Shkreli, whose company is under investigation by New York's attorney general and lawmakers on Capitol Hill, has yet to follow through on his September promise to drop Daraprim's price, although it's been rumored he is considering lowering it by about half of what Turing currently is charging, which would still be nearly an 2,700% increase from what the drug cost US patients before the firm acquired the medicine this past summer from Impax Laboratories Inc.

Frazier was more reserved about Valeant, which also is under federal and congressional investigation – only saying the firm's model "is to not do any research."

"We believe great drugs can change the world.
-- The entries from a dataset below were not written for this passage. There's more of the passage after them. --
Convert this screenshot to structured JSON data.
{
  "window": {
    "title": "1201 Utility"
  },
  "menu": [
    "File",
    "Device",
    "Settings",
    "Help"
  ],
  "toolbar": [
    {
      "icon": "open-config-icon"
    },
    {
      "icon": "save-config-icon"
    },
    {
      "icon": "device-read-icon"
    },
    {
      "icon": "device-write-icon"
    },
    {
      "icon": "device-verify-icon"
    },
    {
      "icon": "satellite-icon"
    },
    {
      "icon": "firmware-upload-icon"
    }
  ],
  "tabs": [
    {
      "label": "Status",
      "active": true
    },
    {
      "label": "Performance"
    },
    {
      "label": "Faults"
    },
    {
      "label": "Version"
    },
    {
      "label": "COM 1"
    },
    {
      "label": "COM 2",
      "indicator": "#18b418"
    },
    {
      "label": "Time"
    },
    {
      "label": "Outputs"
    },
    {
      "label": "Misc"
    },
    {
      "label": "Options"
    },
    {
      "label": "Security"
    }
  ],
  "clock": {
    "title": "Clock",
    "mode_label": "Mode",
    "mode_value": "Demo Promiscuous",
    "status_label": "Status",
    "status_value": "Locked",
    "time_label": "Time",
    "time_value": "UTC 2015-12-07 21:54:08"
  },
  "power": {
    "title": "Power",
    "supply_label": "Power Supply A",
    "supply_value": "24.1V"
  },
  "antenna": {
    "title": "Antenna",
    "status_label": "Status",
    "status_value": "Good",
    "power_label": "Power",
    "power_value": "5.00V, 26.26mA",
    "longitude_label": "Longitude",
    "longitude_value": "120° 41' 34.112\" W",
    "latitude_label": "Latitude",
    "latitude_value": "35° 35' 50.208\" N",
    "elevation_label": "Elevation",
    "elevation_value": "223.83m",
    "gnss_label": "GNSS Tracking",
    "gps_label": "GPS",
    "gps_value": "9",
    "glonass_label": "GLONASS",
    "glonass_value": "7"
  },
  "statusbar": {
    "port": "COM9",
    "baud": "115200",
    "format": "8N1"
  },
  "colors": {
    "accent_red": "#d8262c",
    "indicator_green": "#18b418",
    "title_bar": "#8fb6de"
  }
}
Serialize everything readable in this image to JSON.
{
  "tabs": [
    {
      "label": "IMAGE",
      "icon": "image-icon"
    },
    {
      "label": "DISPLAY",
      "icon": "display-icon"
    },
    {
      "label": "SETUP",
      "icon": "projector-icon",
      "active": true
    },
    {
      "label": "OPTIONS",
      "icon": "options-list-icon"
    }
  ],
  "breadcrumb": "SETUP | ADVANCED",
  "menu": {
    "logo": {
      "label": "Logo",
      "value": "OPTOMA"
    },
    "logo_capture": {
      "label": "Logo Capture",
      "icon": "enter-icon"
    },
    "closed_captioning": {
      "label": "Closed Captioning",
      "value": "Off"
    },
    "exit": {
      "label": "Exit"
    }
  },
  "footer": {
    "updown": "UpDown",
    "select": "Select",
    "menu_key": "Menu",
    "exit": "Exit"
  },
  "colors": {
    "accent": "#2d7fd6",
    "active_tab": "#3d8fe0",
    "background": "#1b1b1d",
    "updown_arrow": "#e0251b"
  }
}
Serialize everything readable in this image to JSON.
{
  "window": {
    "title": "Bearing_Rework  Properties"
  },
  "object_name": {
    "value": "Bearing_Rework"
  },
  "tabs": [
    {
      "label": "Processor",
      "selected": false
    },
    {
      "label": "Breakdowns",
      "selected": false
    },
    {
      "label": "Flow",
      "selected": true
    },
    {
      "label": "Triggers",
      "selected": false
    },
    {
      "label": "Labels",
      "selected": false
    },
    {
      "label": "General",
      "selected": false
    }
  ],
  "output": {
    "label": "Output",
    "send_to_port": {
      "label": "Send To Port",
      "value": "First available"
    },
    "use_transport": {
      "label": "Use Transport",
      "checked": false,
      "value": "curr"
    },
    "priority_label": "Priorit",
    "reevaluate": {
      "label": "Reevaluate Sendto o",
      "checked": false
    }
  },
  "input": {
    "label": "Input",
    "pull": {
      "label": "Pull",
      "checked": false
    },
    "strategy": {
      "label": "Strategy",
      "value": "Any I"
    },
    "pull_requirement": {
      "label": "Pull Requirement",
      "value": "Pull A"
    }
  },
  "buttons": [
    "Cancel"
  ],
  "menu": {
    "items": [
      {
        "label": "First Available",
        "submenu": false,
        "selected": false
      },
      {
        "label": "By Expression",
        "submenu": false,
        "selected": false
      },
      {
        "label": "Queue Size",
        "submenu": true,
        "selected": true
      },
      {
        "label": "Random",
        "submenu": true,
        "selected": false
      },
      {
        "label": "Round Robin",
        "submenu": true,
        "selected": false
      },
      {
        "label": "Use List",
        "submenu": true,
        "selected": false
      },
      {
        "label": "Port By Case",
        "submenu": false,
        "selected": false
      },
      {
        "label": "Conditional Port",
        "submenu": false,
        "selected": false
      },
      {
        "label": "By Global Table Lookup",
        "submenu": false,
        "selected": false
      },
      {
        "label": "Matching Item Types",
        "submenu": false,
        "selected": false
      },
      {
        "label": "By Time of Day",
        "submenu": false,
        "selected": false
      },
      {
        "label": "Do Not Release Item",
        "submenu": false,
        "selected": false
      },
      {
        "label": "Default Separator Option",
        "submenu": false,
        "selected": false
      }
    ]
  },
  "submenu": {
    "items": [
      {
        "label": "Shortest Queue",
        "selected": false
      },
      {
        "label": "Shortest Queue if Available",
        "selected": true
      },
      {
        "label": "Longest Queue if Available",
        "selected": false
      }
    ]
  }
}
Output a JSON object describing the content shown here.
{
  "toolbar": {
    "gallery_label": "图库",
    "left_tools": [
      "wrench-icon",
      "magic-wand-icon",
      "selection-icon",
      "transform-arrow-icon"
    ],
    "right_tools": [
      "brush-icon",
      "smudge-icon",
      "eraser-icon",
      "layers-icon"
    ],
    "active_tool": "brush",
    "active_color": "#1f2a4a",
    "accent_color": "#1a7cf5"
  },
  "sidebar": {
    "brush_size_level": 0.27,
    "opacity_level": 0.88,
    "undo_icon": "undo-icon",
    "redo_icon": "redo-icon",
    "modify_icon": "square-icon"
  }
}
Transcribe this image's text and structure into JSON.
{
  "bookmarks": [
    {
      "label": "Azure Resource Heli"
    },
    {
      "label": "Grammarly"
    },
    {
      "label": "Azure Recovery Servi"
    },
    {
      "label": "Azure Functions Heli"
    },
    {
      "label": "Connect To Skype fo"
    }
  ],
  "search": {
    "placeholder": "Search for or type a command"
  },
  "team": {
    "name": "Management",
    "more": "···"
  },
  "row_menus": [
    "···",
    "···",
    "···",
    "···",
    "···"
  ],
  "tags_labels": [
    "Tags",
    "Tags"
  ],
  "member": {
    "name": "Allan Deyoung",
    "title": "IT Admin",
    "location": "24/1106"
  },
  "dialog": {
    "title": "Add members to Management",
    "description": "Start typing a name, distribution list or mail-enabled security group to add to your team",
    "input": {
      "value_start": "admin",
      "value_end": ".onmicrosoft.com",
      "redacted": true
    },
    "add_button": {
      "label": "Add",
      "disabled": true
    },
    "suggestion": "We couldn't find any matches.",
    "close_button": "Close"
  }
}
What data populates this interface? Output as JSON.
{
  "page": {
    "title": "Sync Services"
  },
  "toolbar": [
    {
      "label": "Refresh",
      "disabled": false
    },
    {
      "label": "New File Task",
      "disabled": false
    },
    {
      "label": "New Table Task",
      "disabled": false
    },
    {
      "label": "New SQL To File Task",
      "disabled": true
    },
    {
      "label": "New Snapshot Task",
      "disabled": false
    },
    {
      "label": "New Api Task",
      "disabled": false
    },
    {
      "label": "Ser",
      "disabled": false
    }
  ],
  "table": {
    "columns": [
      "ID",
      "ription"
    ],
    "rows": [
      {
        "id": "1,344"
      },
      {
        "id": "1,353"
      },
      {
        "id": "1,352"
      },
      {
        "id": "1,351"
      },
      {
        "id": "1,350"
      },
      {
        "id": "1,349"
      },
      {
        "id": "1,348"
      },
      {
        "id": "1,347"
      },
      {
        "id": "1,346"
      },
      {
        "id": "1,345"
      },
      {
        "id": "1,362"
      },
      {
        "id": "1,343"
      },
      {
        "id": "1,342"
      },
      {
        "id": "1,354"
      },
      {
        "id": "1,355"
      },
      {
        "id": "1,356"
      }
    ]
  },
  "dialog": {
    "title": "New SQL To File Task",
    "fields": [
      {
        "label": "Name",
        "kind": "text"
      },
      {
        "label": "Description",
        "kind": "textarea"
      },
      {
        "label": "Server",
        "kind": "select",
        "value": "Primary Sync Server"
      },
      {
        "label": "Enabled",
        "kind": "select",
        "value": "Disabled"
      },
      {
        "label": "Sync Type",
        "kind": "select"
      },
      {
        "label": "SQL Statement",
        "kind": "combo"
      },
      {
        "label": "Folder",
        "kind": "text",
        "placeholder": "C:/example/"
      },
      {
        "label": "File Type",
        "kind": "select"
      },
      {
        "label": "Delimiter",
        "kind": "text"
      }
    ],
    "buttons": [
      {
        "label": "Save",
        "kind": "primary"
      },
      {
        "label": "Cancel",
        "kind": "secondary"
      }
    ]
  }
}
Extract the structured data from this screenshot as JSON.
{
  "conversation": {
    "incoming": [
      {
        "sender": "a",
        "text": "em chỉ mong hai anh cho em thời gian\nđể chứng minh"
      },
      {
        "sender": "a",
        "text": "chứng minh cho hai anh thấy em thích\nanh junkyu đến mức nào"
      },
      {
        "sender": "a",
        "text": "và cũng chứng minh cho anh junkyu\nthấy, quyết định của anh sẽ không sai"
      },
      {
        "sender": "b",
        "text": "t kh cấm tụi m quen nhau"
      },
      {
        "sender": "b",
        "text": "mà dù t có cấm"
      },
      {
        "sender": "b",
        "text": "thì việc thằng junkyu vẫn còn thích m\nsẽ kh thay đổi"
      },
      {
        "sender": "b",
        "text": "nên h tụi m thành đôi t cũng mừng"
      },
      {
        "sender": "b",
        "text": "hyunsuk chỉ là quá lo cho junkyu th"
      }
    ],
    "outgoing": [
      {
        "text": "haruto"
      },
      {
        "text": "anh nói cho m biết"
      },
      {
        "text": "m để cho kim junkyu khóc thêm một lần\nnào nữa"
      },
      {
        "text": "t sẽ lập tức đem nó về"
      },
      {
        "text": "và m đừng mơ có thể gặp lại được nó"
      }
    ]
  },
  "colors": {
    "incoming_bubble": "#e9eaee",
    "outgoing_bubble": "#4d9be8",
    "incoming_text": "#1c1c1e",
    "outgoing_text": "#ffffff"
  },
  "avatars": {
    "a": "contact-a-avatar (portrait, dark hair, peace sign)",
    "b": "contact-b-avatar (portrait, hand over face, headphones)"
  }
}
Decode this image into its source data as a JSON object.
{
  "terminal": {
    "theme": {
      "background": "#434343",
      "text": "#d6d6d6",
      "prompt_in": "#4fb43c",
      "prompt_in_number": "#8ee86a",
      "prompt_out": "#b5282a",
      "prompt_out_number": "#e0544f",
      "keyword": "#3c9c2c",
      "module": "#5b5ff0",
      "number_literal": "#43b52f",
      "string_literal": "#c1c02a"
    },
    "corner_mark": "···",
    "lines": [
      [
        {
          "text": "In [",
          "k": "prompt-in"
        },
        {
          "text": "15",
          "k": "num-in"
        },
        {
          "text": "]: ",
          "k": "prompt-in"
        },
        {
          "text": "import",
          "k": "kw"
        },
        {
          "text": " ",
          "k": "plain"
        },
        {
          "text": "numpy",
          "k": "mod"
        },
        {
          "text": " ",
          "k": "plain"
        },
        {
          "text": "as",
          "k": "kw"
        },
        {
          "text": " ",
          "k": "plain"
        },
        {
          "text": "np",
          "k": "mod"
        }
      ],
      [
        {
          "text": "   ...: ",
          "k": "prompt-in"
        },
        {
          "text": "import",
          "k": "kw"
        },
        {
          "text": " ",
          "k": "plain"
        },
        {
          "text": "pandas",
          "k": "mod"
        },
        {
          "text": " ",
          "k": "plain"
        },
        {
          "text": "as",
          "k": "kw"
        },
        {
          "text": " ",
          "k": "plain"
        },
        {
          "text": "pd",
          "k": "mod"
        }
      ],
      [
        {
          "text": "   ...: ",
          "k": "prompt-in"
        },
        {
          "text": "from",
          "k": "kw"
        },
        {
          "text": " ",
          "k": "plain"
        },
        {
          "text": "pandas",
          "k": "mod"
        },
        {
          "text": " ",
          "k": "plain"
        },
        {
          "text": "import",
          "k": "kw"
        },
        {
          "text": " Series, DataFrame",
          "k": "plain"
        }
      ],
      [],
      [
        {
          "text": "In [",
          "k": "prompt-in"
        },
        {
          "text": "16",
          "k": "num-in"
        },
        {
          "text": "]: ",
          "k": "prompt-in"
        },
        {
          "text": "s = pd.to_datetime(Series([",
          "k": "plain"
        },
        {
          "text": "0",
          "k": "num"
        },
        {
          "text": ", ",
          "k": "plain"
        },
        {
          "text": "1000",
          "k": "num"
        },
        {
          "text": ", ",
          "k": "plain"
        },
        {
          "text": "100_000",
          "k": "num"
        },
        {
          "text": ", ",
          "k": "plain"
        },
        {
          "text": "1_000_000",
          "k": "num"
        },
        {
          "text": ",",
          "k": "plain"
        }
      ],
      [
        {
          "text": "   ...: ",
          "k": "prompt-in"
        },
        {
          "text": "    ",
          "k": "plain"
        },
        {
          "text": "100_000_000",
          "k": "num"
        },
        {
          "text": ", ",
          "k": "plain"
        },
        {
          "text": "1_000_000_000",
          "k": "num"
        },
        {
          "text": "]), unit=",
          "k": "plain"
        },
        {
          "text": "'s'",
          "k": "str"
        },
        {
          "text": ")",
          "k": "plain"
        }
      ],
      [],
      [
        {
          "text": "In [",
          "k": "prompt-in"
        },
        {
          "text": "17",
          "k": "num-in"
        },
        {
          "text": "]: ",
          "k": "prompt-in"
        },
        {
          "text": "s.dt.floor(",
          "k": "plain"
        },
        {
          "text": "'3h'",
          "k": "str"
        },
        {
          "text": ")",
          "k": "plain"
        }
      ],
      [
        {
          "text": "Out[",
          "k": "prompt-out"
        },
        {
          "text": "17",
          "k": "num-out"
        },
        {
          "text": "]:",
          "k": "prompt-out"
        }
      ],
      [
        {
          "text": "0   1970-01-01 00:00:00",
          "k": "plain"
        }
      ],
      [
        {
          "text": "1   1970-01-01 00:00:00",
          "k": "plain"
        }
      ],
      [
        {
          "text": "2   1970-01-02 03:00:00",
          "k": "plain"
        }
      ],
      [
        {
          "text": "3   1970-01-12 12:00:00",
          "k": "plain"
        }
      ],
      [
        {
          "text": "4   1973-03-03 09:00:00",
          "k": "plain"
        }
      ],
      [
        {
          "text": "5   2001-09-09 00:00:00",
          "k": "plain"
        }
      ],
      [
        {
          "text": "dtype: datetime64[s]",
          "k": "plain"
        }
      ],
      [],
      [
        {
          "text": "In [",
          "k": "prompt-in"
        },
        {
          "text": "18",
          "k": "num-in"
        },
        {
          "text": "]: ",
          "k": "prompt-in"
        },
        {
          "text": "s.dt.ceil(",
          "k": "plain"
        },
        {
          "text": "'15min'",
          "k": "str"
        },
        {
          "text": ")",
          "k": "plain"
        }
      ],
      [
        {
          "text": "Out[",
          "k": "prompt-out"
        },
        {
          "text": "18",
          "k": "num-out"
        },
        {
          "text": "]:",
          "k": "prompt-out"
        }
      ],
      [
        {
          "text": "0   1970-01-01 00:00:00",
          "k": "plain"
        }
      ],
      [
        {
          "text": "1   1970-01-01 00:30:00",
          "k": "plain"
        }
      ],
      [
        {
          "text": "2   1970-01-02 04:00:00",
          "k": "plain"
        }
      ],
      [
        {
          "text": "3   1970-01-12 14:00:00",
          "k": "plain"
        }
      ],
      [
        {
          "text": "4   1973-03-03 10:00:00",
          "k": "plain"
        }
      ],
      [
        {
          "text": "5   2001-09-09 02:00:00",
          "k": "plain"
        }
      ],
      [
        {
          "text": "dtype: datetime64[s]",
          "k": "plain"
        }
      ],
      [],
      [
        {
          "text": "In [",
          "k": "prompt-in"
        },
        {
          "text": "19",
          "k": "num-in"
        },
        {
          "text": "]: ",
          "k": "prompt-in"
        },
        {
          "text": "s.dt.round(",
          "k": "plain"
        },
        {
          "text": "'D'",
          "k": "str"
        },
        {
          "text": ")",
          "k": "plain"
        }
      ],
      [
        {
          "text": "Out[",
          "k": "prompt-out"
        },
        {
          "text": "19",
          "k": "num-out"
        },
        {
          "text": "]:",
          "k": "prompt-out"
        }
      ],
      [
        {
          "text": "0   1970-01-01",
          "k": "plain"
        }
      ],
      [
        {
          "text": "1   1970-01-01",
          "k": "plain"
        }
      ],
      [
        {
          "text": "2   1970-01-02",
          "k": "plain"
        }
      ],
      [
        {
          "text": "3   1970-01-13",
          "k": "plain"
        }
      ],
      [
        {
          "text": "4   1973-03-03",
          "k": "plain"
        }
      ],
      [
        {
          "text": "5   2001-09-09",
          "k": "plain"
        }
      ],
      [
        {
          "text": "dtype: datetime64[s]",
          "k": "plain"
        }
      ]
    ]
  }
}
We don't believe profiteering changes the world," Frazier said, whose own company recently acknowledged it also is under federal investigation for its pricing practices.

But looking at the issues of rising costs and improving patient access overall, the Merck chief said his company shared the "concerns that have been expressed" and agreed there needed to be a "serious discussion between all the participants in health care about how we can provide greater value to the people we all exist to serve."

Using a recent study from Washington-based health care consultancy group Avalere Health, Frazier insisted "prescription drug costs are not the primary driver" of the insurance premium increases coming for 2016.

But while Obama administration officials acknowledged use of prescription biopharmaceuticals have played a role in bringing down health care costs when safe and effective medicines are used for appropriate patients, CMS' Slavitt also said spending on those products had increased 13% in 2014 versus 5% for health care spending growth overall – "the highest rate of drug spending growth since 2001."

"The truth is, we don't have enough public information on the effectiveness of new drugs in the real world or about prices and rebate structures," Slavitt contended. "We must increase the transparency of the information available about drug pricing and value."